Rationale behind tuple notation for structured sets Defining structured sets typically involves the convention of using a tuple of some sort; for example, the real line can be thought of as the quadruple $(\mathbf{R},+,\cdot,<)$. But this convention is often almost completely neglected post-definition. Why do mathematicians even bother?
 A: This notation allows for unambiguous reference to the object.  For instance $\mathbb{R}$ could refer to the group $(\mathbb{R},+)$ or to the ring $(\mathbb{R},+,\cdot)$.  Usually either the distinction is clear from context, or it doesn't matter, and so the -tuple notation is dispensed with.
There can be situations where a set has, for instance, two different group structures on it, and then it comes in handy to distinguish which one is under consideration. 
A: It is convenient to immediately make it clear that whatever structures set you define, is a set together with this and that extra things.
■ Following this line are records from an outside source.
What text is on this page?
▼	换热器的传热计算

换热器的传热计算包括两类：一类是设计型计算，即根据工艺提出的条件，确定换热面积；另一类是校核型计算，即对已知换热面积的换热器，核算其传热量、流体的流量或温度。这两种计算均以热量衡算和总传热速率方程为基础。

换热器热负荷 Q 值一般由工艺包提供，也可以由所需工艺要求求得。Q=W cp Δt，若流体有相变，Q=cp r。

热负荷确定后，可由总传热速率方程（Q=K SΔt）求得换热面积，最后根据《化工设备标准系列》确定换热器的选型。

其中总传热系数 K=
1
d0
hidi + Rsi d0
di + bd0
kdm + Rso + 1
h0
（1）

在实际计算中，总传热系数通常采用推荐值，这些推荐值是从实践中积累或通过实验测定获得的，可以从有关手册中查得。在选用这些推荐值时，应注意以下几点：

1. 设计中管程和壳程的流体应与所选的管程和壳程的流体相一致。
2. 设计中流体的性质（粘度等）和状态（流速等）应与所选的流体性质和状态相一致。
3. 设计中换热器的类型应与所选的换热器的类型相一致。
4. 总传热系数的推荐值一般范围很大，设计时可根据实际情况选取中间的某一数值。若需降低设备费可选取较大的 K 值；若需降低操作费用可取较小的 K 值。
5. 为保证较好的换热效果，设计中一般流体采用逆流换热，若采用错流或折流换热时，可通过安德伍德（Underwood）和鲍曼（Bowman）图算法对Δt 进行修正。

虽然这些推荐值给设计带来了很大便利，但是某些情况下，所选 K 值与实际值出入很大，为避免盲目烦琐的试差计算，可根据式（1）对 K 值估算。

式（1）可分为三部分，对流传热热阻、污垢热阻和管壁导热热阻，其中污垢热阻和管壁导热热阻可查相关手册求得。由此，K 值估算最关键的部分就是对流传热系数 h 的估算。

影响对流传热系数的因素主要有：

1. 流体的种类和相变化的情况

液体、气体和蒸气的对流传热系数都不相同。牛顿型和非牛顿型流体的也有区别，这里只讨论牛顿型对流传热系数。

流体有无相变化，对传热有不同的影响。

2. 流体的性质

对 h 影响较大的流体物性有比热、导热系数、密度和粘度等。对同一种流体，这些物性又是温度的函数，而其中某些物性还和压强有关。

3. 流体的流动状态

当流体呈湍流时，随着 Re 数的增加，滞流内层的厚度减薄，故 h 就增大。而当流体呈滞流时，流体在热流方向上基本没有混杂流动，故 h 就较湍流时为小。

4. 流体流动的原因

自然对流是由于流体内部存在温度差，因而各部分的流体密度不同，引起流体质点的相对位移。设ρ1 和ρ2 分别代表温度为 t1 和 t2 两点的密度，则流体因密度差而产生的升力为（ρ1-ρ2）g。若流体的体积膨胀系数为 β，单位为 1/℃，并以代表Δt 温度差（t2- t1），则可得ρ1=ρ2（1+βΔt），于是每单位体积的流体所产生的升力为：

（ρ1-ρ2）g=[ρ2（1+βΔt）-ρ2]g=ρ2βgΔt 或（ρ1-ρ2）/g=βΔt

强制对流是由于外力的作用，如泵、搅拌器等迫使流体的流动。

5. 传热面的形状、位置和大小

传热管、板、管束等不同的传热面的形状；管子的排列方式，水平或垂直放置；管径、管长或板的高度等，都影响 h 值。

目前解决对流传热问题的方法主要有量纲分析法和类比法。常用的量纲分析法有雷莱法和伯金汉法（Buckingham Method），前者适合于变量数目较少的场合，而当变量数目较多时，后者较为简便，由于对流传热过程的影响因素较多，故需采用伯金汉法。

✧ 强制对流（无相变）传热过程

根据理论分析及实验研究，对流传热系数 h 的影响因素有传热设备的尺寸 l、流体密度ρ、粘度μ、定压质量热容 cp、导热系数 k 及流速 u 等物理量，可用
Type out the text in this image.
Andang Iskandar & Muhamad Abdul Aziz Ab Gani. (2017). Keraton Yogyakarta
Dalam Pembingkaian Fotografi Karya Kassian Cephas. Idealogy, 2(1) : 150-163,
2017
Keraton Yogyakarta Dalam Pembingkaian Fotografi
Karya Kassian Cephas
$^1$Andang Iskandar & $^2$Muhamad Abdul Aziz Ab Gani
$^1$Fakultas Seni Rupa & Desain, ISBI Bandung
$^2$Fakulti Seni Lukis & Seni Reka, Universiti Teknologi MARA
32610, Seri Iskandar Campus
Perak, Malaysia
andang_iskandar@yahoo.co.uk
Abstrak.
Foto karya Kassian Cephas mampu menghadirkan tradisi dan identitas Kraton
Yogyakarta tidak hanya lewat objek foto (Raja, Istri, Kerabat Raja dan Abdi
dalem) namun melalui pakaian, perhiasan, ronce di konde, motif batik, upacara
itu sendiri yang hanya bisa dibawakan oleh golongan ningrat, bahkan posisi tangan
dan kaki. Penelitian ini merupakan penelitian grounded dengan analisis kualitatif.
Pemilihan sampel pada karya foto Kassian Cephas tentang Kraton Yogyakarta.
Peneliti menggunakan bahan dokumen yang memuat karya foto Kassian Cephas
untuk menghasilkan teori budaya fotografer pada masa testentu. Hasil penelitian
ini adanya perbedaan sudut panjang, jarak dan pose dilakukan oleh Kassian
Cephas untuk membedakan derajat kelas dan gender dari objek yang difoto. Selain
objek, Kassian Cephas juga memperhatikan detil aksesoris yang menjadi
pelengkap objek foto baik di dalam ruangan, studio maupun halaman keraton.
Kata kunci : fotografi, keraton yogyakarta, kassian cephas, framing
You immediately know how many things to expect. Also, for pedagogical reasons, when first learning about, e.g., vector spaces, it is important to drive the fact that a vector space is a set together with extra structure. It is very common for students to ask (and, unfortunately sometimes to be asked) whether a given set is a vector space. The intention is to assume that set is equipped with the necessary extra structure that is somehow (magically?) obvious. 
In any case, notation should be used sensibly and should not become a straitjacket. Once the reader get accustomed to whatever the object of study is, it becomes redundant to use the full tuple notation, unless ambiguity demands it.